Anyone recently off the Yampa/Green that can provide a mosquito report? We launch Monday. Went this time last year, bugs were bad on Yampa, horrendous on the Green. Looks like flows are dropping and hoping it’s not as bad as last year. Thanks!


----------



## ryanguay (Oct 15, 2004)

We got off two weeks ago and didn't see any Mosquitos. But we had a nice windy day at the put in for Desolations, so maybe that kept them grounded?


----------



## ACheateaux (Dec 3, 2008)

Take me with you. I guarantee they’ll all come after me.


----------



## panicman (Apr 7, 2005)

lindazco said:


> Anyone recently off the Yampa/Green that can provide a mosquito report? We launch Monday. Went this time last year, bugs were bad on Yampa, horrendous on the Green. Looks like flows are dropping and hoping it’s not as bad as last year. Thanks!

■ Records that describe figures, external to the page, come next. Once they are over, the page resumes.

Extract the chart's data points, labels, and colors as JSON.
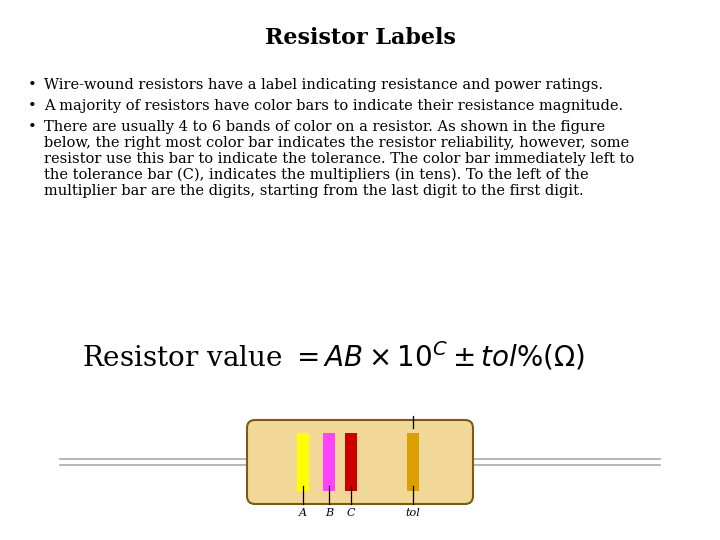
{
  "title": "Resistor Labels",
  "title_fontsize": 16,
  "background_color": "#ffffff",
  "bullet1": "Wire-wound resistors have a label indicating resistance and power ratings.",
  "bullet2": "A majority of resistors have color bars to indicate their resistance magnitude.",
  "bullet3_line1": "There are usually 4 to 6 bands of color on a resistor. As shown in the figure",
  "bullet3_line2": "below, the right most color bar indicates the resistor reliability, however, some",
  "bullet3_line3": "resistor use this bar to indicate the tolerance. The color bar immediately left to",
  "bullet3_line4": "the tolerance bar (C), indicates the multipliers (in tens). To the left of the",
  "bullet3_line5": "multiplier bar are the digits, starting from the last digit to the first digit.",
  "formula_prefix": "Resistor value =",
  "formula_fontsize": 20,
  "body_color": "#f2d898",
  "body_outline": "#7a5c10",
  "wire_color": "#aaaaaa",
  "band_A_color": "#ffff00",
  "band_B_color": "#ff44ff",
  "band_C_color": "#cc0000",
  "band_tol_color": "#daa000",
  "label_fontsize": 8,
  "bullet_fontsize": 10.5
}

Lodore/Yampa just started letting trips back on June 7th so those groups are not off yet. With dropping water Im going to bet the bugs will be on a major rise especially if there is some warm weather.


----------



## Surrender2flow (Mar 5, 2019)

We put in for a deso/gray on 5/31 and they were TERRIBLE at the put in and first nights camp. After that we didn't have any issues at all the rest of the way. We took out on 6/7


----------



## co_biscuit (Feb 13, 2016)

*Bring a bug tent!*

From past experience, get yourself a coleman bug tent and some head nets. Water is dropping fast and its been fairly warm and sunny down there. I spent one of the worst cook crew duties of my life down there, and everyone ate dinner in their tents. I bought head nets and a bug tent when I got home so I never have to deal with that again.


----------



## burros (May 22, 2007)

I launched from Lodore 6/7. A couple mosquitoes at the put in, but not a one after that - even in Jones Hole.

I doubt that will be true in coming weeks since flow was high during our trip and water is coming down fast leaving a lot of muddy areas.

If it were me, I'd plan ahead for bugs.


----------



## lindazco (Jul 6, 2004)

Thanks. Sigh I guess we hit it right for bugs again this time. Oh well, it’s supposed to be breezy - blessing and a curse.


----------